Defect energy formalism for CALPHAD thermodynamics of dilute point defects: Theory

TL;DR

This paper introduces the Defect Energy Formalism (DEF), a theoretical framework that directly relates defect energies to Gibbs energy parameters, simplifying and enhancing thermodynamic modeling of dilute point defects in materials.

Contribution

The paper develops a first-principles DEF that overcomes CALPHAD CEF limitations by explicitly linking defect energies to Gibbs energy, enabling more accurate and less complex defect thermodynamics modeling.

Findings

Derivation of the DEF formalism from first principles

Explicit relationships between defect energies and Gibbs energy parameters

Reduced complexity for modeling multi-component defective materials

Abstract

The thermodynamics of point defects is crucial for determining the functional properties of materials. Defect stability is typically assessed using grand-canonical defect formation energy, which requires deducing the equilibrium chemical potential or Fermi level.

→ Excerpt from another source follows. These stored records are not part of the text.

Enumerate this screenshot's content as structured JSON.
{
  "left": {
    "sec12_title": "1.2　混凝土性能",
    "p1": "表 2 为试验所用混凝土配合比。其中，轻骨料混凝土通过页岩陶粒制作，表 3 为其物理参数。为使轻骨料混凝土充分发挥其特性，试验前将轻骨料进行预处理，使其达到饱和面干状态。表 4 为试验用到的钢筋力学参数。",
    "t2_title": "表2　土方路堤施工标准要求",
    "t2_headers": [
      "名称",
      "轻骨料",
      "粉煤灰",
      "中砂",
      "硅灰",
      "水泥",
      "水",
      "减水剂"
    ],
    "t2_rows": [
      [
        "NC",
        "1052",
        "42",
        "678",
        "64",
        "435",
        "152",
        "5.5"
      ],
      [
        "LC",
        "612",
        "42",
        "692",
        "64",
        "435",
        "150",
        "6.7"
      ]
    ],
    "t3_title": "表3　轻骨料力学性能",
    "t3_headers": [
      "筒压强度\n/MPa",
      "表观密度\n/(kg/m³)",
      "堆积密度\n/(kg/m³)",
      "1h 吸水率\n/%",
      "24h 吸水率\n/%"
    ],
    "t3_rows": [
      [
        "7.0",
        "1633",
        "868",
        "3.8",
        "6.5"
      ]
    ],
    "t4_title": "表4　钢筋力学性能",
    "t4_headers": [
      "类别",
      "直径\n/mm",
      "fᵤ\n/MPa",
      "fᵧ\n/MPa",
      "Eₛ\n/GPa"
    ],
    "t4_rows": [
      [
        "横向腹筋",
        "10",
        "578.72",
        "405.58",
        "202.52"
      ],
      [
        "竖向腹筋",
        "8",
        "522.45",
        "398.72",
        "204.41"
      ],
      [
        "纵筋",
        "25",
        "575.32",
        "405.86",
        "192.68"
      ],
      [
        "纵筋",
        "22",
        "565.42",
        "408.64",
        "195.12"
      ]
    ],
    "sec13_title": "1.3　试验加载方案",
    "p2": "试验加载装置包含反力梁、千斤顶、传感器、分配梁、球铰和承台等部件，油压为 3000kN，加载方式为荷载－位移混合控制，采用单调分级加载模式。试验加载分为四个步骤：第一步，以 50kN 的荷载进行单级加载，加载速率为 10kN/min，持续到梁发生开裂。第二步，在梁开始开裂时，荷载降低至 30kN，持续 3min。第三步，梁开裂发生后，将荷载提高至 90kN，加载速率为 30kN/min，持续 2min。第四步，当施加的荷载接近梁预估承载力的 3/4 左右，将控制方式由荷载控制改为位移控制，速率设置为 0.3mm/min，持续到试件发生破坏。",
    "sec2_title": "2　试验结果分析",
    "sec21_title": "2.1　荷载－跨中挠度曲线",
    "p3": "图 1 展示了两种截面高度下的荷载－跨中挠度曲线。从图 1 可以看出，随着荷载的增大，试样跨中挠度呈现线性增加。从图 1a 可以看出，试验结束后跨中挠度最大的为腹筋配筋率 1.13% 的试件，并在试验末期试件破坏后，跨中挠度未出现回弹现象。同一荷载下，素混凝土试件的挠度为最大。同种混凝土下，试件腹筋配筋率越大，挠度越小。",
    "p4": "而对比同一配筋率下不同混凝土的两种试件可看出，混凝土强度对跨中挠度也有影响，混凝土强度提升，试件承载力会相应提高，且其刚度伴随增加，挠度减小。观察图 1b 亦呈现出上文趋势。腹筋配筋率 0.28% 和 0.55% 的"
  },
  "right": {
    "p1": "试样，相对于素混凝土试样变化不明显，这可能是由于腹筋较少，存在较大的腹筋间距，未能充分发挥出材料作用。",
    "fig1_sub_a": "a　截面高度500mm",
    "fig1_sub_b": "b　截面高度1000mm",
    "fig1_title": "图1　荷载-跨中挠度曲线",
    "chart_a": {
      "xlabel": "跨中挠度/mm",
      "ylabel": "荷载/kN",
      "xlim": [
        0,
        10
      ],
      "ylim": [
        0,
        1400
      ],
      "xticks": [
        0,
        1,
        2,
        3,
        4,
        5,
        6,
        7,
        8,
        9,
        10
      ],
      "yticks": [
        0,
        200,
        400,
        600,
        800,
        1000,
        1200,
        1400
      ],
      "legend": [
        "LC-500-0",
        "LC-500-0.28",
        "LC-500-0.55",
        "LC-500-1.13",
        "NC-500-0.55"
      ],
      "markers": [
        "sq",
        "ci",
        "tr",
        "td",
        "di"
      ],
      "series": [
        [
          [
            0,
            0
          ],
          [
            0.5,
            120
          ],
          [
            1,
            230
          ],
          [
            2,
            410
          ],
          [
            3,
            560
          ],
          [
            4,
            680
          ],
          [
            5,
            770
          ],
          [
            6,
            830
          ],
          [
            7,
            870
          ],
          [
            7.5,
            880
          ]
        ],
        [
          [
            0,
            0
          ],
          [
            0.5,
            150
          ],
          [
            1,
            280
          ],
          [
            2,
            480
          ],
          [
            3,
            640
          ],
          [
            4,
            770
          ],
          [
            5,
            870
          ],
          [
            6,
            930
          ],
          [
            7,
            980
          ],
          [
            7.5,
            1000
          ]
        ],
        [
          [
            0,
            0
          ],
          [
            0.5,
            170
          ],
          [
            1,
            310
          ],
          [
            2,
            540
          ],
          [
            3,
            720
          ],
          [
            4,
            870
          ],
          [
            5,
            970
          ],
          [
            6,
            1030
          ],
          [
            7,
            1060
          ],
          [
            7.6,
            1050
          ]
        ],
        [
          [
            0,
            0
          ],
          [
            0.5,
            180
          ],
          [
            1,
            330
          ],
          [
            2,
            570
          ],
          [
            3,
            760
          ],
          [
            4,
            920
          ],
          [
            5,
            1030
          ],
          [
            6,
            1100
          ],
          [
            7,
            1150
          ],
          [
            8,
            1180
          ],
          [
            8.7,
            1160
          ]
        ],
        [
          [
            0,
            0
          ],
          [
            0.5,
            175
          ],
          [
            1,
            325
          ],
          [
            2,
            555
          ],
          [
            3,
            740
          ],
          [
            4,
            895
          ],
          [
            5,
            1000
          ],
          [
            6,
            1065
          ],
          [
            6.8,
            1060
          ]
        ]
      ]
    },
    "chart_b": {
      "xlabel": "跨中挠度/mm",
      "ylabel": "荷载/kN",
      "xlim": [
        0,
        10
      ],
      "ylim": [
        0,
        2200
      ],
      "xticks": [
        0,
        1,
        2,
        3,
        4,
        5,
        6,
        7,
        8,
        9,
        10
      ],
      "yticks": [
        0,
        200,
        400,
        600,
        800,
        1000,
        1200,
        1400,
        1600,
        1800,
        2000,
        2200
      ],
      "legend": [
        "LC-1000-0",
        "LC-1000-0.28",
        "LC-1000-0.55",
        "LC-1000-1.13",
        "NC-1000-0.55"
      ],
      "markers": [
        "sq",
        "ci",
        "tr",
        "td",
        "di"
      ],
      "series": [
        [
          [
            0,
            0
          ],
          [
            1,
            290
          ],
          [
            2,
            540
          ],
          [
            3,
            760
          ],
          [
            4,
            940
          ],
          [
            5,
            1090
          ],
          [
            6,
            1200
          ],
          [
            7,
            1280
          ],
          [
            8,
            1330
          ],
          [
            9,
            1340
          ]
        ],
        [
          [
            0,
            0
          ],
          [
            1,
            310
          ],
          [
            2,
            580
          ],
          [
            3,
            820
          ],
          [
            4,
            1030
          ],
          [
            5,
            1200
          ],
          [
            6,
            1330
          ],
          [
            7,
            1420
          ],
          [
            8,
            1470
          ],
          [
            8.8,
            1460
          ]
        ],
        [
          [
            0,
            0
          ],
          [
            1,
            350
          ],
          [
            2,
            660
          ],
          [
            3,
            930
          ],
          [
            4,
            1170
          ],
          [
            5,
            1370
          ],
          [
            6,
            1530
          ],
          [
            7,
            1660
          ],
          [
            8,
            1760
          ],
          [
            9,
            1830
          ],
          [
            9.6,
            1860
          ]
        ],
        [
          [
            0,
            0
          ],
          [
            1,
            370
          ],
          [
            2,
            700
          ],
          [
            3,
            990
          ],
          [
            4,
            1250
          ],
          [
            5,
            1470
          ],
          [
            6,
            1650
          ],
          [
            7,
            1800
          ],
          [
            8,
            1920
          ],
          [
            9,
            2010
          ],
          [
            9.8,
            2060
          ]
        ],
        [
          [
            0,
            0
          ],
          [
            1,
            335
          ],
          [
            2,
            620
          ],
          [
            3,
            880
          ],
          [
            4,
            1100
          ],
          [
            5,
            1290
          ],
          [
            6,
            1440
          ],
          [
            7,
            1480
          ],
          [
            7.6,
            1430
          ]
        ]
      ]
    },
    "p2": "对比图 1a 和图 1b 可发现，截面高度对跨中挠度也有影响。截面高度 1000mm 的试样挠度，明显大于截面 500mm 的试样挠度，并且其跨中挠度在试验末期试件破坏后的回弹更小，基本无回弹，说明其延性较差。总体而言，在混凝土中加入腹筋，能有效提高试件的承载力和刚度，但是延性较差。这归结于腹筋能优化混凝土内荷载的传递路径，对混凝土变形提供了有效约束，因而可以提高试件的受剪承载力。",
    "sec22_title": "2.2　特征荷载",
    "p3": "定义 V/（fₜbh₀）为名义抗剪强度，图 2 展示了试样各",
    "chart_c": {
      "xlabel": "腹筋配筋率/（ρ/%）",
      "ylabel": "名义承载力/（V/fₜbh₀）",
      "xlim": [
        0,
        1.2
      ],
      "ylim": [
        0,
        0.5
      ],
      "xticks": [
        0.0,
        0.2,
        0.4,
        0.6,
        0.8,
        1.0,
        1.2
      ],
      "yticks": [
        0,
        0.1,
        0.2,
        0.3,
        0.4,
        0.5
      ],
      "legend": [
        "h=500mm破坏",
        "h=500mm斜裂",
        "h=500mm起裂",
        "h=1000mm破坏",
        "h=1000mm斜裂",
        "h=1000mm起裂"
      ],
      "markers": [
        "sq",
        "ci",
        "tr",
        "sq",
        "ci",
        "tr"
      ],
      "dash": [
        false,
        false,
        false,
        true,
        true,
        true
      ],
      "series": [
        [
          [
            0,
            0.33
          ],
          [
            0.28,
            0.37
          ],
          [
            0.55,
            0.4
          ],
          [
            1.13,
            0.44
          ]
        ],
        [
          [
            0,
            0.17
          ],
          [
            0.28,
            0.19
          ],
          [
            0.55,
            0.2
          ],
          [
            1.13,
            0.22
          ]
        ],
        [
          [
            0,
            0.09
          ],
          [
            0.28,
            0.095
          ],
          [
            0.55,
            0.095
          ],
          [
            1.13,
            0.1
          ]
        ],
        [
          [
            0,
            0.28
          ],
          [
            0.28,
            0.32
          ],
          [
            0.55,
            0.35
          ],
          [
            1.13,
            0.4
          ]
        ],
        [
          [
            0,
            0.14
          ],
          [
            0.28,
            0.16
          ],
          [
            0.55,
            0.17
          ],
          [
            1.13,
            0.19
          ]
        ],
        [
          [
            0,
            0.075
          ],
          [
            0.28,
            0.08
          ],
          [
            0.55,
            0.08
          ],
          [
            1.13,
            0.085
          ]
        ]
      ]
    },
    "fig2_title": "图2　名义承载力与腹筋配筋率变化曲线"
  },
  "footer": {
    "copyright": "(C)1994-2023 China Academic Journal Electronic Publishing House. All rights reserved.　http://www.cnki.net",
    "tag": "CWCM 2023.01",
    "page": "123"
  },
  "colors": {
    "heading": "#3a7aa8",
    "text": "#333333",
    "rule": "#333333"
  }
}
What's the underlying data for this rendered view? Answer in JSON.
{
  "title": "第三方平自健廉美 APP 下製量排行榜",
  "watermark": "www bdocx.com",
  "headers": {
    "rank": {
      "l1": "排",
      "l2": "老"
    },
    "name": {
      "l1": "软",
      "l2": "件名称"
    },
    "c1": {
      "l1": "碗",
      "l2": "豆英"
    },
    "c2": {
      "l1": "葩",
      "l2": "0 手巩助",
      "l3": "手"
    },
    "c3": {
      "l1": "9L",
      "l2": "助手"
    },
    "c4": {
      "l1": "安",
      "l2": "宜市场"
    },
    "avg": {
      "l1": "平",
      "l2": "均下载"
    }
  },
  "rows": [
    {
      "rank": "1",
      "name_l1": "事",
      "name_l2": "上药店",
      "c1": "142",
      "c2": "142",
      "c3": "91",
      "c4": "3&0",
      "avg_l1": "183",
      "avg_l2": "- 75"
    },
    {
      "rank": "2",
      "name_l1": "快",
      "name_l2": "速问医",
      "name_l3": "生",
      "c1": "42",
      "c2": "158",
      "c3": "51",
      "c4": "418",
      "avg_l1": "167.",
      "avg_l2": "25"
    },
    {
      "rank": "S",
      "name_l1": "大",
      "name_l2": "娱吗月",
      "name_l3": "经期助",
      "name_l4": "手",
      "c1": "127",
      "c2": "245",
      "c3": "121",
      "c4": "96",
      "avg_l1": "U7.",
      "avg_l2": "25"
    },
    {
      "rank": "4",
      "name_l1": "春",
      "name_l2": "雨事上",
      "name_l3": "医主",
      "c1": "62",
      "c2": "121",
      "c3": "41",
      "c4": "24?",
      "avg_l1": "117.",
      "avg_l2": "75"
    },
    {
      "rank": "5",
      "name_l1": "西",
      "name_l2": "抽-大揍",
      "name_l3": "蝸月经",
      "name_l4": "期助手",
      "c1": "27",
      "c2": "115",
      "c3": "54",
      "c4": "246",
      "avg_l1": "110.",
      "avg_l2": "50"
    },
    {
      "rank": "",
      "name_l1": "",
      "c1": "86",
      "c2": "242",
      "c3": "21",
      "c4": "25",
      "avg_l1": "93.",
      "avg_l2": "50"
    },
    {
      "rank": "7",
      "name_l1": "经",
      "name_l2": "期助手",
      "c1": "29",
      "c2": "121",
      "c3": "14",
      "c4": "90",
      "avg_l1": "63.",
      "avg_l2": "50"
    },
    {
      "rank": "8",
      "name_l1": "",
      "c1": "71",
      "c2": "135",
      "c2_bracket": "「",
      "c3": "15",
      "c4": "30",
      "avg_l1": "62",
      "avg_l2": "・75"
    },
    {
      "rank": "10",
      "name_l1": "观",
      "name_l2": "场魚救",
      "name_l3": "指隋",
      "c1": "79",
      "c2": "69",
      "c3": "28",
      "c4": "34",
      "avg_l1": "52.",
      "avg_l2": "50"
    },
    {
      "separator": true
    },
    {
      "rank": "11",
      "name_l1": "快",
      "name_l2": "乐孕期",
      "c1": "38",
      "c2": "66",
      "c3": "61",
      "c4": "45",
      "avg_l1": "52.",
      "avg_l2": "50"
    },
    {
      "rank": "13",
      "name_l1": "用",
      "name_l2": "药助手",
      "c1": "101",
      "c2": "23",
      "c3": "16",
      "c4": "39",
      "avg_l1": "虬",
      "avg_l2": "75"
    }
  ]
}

This process is complicated by the interplay of chemical potential and Fermi level and their dependence on composition and temperature. The grand-canonical formation energy is added to the bulk Gibbs energy, creating a defect-centric framework where each new defect state needs a distinct Gibbs energy formulation. The CALPHAD method offers a more flexible alternative by integrating defect energies into the total Gibbs energy model, allowing easier extrapolation to complex compositions. CALPHAD unifies the analysis of chemically and electronically driven defects using chemical composition as the primary variable. However, the Compound Energy Formalism (CEF) used in CALPHAD has limitations, such as a lack of clear connections between defect formation energies and Gibbs energy parameters and an exponential increase in complexity with added chemical or charge variations. We present the theoretical derivation of the Defect Energy Formalism (DEF), which overcomes CEF limitations by establishing explicit relationships between absolute defect energies - independent of chemical potential and Fermi level - and the Gibbs energy parameters of defective compounds. This results in a first-principles model for dilute defects, eliminating the need for model fitting to experimental or simulation data. DEF reduces the complexity of CEF by applying the superposition of absolute defect energies, making it feasible for modeling multi-component and chemically complex compounds. This paper presents a formal derivation of DEF and offers guidelines for its application, promising more accurate and efficient thermodynamic modeling of defective materials.